The recommended dose of bedaquiline for the first 2 weeks is 400 mg (4 × 100 mg) once daily with food. For weeks 3-24, the dose is 200 mg (2 × 100 mg) three times per week with food with at least 48 hours between doses. Bedaquiline is given in combination with at least three other drugs that the patient’s isolate has been shown to be susceptible to in vitro.1 If these data are not available, treatment should be initiated with at least four other drugs to which the patient’s isolate are likely to be susceptible. Dose adjustment is not required in patients with mild-to-moderate hepatic and renal dysfunction. Coadmistration with CYP3A4 inducers and strong inhibitors (e.g., rifampin, rifapentine) for more than 14 days should be avoided.

Bedaquiline is available as 100 mg tablets.

Potential Advantages

Bedaquiline provides a new and effective option for treating multidrug-resistant tuberculosis.

Potential Disadvantages

An increased risk of death has been associated with bedaquiline treatment compared to placebo (11.4% vs 2.5%).1 The drug prolongs QT interval. An ECG should be done before beginning treatment and no later than 2, 12, and 24 weeks thereafter. Serum electrolytes (sodium, potassium, calcium, and magnesium) should be assessed before treatment and adjusted if abnormal. Treatment should be discontinued if ventricular arrhythmia develops or if QTcF interval is > 500 ms.


Bedaquiline is a new drug that targets mycobacterial ATP synthase and is highly active on replicating as well as dormant bacteria.2,3 Its efficacy for the treatment of multidrug-resistant tuberculosis was evaluated in a randomized, double-blind, placebo-controlled study.1 Subjects were mainly males (63%), median age of 34 years, 35% black, 17.5% Hispanic, 12.5% white, 25.6% of other races, 15% were HIV-positive, and 62% had cavitations in one lung. They were randomized to bedaquiline plus other drugs or placebo plus other drugs. Other drugs consisted of a combination of ethionamide, kanamycin, pyrazinamide, ofloxacin, and cycloserine/terizidone or available alternative. Bedaquiline was taken for 24 weeks and other drugs continued for 18-24 months. The primary efficacy endpoint was sputum culture conversion and time to conversion. Treatment failure was defined as lack of conversion or discontinuation of therapy. Culture conversion status was available in 67 subjects in the bedaquiline group and 66 in the placebo group. The rate of treatment success at week 24 was 77.6% in the treatment group and 57.6% in the placebo group (P = 0.014). At week 72, rates were 70.1% and 56.1% (P = 0.092). The time to sputum conversion was 83 days for bedaquiline and 125 days for placebo. This is an ongoing trial. In a 2-year, follow-up pilot study (n = 47) where bedaquiline was added to the first 8 weeks of therapy, it not only resulted in more rapid sputum conversion but may have also helped protect against acquired resistance to the other antitubercular drugs in the regimen.4 The most common adverse events were nausea (38%), arthralgia (33%), headache (28%), hemoptysis (18%), and elevation of liver aminotransferases of at least 3 × ULN.1

Clinical Implications

Multidrug-resistant tuberculosis are organisms resistant to isoniazid and rifampin.5 Infected patients typically need to be treated for at least 20 months. The introduction of bedaquiline for the first 24 weeks of therapy increases the rate of sputum conversion. However, long-term benefits and risks remain to be established.
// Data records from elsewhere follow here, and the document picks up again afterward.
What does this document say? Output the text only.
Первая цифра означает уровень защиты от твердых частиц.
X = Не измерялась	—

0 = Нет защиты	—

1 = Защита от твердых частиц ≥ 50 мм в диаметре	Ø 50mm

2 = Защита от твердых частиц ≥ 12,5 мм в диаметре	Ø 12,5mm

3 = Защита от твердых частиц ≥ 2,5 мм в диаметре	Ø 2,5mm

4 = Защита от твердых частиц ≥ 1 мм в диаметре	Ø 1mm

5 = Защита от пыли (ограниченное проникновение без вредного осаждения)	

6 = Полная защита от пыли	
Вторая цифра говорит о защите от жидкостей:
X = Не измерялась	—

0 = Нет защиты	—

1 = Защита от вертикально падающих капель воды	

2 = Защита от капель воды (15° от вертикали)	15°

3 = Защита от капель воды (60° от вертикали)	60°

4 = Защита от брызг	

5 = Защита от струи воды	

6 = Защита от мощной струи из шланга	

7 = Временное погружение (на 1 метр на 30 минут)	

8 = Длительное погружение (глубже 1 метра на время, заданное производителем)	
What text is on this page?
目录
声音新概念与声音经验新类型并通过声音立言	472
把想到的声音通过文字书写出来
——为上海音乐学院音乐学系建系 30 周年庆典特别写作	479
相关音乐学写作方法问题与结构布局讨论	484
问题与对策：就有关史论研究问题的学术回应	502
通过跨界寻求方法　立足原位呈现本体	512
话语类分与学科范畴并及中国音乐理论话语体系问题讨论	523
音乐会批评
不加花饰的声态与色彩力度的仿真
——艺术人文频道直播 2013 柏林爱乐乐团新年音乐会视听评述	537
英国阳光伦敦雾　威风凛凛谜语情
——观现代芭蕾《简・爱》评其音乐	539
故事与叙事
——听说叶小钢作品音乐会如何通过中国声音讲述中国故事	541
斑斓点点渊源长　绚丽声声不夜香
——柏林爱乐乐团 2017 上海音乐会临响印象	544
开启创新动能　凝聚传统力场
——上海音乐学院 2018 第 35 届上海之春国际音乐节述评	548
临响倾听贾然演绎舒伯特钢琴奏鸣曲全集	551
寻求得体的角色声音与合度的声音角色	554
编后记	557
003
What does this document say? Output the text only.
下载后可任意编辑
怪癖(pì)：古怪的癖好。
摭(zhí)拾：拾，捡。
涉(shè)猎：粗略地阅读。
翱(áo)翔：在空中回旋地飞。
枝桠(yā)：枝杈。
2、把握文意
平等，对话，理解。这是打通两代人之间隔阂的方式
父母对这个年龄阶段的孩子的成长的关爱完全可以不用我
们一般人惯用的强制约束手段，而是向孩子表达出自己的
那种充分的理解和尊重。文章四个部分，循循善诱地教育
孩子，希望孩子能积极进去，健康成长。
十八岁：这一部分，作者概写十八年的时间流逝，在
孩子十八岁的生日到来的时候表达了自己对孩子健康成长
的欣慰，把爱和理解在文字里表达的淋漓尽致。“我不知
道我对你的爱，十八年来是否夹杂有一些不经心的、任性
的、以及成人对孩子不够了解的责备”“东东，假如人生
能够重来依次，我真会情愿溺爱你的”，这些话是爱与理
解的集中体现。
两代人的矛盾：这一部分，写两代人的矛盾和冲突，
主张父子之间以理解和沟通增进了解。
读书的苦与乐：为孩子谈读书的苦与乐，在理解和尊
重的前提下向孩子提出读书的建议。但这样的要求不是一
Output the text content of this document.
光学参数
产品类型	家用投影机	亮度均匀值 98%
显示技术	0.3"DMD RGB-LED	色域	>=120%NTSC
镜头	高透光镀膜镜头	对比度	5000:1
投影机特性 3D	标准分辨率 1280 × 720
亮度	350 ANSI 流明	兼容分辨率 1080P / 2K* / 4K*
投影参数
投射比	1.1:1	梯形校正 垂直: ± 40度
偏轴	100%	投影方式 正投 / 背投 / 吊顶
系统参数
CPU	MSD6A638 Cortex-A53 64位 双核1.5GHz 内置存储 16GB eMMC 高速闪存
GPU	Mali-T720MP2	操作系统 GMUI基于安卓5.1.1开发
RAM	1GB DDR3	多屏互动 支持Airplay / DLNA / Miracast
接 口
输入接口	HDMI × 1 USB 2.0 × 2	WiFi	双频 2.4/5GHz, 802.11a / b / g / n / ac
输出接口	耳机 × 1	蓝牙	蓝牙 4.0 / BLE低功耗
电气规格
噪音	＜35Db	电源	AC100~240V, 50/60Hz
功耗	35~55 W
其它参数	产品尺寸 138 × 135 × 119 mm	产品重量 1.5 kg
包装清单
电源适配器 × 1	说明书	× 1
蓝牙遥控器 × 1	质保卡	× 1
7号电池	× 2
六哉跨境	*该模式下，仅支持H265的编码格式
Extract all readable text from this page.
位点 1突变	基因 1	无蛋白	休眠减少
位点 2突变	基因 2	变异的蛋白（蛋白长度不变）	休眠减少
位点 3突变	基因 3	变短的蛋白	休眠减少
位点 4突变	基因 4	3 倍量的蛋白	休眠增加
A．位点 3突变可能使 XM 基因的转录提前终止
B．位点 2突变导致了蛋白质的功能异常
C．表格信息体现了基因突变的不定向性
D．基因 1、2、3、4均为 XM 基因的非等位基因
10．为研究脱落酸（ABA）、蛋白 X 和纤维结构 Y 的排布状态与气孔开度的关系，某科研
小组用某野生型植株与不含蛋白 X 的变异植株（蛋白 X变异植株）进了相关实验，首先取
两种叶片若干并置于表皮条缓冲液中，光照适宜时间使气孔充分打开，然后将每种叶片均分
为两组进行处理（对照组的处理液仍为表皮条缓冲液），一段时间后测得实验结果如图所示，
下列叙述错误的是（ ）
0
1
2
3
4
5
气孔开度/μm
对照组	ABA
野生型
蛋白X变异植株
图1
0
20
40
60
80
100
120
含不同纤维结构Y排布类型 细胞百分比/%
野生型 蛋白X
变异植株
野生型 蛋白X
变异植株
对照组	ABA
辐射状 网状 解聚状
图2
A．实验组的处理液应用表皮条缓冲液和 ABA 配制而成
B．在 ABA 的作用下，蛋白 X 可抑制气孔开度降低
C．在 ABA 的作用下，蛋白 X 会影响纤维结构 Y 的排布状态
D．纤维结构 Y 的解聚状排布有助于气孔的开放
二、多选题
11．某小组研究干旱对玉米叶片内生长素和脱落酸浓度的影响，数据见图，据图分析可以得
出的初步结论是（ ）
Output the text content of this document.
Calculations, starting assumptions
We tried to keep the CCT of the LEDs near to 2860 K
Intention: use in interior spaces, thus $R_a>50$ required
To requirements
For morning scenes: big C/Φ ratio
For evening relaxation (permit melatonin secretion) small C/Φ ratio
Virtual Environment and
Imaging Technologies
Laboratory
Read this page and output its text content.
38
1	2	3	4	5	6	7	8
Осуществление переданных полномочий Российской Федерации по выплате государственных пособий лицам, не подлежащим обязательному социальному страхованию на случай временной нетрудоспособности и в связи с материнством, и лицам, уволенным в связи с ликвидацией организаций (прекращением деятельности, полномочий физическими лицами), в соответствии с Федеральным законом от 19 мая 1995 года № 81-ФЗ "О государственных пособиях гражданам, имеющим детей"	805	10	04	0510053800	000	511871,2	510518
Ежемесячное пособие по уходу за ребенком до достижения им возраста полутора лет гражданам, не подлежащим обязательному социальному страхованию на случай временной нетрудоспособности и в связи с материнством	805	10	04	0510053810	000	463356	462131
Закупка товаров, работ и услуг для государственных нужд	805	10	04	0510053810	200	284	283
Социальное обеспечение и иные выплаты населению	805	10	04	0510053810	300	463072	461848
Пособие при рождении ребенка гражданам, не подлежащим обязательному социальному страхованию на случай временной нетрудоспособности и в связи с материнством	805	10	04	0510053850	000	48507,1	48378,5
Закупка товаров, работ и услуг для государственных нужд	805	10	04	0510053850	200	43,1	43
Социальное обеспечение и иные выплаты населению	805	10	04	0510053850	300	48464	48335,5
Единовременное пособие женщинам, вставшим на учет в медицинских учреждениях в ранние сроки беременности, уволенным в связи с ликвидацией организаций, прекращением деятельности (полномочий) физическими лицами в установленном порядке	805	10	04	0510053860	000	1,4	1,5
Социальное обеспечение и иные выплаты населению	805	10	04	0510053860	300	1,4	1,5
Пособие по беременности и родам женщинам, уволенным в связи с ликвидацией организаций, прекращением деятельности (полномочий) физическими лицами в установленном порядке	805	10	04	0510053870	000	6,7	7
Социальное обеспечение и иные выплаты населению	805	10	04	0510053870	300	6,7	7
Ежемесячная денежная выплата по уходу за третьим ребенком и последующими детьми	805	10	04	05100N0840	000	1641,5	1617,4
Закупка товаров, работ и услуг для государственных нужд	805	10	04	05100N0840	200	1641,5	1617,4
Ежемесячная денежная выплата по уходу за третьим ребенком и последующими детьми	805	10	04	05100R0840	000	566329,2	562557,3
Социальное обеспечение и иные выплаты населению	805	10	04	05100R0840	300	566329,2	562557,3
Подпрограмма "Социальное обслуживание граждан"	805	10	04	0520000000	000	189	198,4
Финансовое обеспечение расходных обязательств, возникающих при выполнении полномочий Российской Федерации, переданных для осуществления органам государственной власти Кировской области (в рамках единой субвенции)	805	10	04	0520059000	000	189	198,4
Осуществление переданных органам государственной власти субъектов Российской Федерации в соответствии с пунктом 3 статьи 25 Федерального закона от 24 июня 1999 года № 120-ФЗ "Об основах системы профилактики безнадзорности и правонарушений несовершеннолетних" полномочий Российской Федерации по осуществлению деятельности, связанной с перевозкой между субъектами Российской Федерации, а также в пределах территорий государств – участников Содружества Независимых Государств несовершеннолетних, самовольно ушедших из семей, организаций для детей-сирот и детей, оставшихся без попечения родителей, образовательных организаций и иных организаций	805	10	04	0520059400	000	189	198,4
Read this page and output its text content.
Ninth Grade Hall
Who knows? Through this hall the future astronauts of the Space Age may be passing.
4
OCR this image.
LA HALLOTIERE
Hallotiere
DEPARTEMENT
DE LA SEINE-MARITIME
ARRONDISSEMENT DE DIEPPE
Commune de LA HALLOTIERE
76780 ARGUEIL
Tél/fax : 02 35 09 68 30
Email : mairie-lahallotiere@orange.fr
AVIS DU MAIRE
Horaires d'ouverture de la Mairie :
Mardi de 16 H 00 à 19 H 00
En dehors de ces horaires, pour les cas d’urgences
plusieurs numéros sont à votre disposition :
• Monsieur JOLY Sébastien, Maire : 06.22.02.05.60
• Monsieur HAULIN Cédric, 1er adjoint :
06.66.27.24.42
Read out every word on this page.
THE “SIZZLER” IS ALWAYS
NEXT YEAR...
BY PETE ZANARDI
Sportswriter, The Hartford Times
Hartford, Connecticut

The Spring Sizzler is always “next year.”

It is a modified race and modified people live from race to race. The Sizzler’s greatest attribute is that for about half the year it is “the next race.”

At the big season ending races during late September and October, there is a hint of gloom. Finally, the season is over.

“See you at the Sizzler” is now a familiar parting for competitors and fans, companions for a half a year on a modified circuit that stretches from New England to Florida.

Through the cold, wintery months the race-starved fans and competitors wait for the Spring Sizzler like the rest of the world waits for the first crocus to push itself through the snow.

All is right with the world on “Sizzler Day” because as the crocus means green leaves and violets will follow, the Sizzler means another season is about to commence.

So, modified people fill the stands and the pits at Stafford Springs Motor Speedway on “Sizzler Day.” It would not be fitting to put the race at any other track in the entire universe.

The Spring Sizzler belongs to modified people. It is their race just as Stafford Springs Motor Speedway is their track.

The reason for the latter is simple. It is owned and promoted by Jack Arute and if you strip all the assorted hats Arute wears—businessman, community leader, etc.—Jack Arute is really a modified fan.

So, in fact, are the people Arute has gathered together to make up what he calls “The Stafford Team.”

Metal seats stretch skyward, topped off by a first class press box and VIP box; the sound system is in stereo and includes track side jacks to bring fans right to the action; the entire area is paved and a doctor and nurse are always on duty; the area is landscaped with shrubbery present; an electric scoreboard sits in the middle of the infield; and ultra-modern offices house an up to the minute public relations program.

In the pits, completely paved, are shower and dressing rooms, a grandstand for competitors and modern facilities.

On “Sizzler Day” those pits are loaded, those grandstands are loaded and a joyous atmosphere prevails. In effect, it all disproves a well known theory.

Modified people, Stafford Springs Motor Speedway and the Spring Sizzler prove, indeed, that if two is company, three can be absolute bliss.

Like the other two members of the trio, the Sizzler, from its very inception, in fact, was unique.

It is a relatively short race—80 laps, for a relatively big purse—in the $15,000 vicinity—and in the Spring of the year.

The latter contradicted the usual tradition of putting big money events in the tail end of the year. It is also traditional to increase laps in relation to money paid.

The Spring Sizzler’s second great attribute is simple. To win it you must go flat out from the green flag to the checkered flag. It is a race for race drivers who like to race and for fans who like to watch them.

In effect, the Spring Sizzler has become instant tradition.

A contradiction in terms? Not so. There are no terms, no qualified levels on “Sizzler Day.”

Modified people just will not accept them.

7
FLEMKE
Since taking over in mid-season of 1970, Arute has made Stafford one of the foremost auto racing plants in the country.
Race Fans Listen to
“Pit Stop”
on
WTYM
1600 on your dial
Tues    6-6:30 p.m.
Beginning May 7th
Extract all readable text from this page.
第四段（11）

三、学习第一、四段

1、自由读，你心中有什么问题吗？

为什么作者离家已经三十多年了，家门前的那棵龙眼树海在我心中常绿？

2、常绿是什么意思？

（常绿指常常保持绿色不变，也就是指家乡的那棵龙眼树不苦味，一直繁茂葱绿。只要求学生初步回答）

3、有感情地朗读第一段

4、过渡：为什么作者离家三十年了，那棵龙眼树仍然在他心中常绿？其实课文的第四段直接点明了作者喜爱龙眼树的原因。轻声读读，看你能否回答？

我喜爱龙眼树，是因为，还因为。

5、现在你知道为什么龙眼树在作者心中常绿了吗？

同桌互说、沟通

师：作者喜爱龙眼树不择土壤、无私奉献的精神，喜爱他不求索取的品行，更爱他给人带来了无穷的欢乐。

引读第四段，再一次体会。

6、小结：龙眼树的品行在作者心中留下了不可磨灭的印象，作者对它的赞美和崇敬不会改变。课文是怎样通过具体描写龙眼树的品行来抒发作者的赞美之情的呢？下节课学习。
1. Sirturo Prescribing Information. Titusville, NJ: Janssen Therapeutics; December 2012.

2. Haagsma AC, et al. Probing the interaction of the diarylquinoline TMC207 with its target mycobacterial ATP synthase. PLoS One 2011;6:e23575. Doi:10.1371/journal.pone.003575.

3. Koul A, et al. Diarylquinolines are bactericidal for dormant mycobacteria as a result of disturbed ATP homeostasis. J Biol Chem 2008;283:25273-25280.

4. Diacon AH, et al. Randomized pilot trial of eight weeks of bedaquiline (TMC207) treatment for multidrug-resistant tuberculosis: Long-term outcome, tolerability, and effect on emergence of drug resistance. Antimicrob Agents Chemother 2012;56:3271-3276.

5. Centers for Disease Control and Prevention. Multidrug-Resistant Tuberculosis (MDR TB) Fact Sheet. Accessed Feb. 23, 2013.